We really do and I am really appreciative for it. So big thanks to both Curtis and JMWW. And how about some excerpt? Word.
CS: Most of the pieces focus on us middle-aged types—yet many of these characters carry ghosts of their earliest sexual histories. Do you think our sexual histories are different than our other histories? Can we ever truly get beyond them—or do you think they’re imprinted, a kind of touchstone, forever part of the fabric of who we are?

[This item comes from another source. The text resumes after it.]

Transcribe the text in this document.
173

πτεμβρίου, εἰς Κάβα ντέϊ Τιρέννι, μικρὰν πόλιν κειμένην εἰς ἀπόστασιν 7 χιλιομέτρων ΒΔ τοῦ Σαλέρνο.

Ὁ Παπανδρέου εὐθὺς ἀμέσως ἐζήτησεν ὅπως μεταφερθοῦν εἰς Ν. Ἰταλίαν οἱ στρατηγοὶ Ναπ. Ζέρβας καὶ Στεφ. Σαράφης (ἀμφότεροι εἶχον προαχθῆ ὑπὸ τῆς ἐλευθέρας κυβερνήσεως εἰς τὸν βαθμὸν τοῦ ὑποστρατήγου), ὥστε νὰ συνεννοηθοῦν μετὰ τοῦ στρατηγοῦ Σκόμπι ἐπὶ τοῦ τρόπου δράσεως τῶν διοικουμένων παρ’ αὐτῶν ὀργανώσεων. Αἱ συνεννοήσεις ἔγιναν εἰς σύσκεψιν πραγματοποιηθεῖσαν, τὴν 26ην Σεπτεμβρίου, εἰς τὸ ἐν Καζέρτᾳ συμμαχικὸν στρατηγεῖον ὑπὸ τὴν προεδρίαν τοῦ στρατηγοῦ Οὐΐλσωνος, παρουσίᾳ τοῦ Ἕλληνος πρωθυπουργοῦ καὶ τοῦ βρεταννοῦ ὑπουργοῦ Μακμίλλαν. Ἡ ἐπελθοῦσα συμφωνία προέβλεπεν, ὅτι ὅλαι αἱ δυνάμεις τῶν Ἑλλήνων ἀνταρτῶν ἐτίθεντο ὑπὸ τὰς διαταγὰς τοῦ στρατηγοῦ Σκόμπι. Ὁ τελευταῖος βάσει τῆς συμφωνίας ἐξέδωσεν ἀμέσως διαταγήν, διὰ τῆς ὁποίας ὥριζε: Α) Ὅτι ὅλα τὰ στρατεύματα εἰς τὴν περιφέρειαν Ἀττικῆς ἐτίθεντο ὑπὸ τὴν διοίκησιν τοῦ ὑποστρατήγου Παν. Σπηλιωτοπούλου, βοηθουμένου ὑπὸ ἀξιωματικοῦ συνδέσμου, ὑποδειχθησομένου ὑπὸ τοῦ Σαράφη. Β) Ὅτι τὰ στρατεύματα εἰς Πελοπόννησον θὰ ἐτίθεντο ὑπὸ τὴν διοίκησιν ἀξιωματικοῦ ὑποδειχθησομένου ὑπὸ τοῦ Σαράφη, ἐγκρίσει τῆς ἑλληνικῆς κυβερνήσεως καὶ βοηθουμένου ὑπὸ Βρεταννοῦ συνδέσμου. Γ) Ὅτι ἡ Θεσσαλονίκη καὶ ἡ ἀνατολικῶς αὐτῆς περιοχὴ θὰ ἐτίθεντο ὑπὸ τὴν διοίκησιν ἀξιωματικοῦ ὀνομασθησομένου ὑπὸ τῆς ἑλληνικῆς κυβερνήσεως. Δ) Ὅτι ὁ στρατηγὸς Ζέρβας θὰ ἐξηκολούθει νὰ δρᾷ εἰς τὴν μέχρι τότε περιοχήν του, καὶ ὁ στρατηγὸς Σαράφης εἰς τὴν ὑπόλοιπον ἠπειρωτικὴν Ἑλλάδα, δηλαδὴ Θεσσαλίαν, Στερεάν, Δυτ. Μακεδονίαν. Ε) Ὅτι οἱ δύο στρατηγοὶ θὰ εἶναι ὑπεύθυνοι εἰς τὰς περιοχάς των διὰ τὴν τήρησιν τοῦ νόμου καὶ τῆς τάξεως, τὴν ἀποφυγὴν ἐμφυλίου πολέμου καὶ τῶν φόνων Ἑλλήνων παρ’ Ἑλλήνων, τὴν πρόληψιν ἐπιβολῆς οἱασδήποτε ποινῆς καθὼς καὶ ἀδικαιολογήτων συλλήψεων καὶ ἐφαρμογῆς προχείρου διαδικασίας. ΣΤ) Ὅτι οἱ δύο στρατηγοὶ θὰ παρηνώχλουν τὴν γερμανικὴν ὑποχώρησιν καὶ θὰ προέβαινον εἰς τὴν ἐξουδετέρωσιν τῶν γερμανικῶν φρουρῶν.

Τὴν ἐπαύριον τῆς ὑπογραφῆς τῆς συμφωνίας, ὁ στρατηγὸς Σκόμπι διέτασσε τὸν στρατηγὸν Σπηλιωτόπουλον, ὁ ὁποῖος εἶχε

BT: I think our sexual histories are part of a continuum of our histories in general, every step, and misstep, every slight, and moment of positivity, all imprinting on us in different ways, compounding and building on themselves, leaving us with a world of feelings and memories, regrets and choices that both affect our current decision making, as well as our confidence, and the paths we are on. Where sexual histories might be different than other types of history however, is that for much of our life, most of us spend as much time thinking about sex—how we can get it, and keep it, why something works one day in bed, and not the next, or with one person, or not another—as much as anything—work or children, dreams and hopes—and so in that way it warps who we are along the way, and who we might yet be, even when, if, we reach a place where our sex lives are healthy and fulfilling. So do we get beyond our sexual histories? Most of us yes, and no, we stop caring quite so much about it, and we are liberated in that way, but we still wonder about the opportunities that slipped away, and where and when things went wrong, or bad. Those things always linger.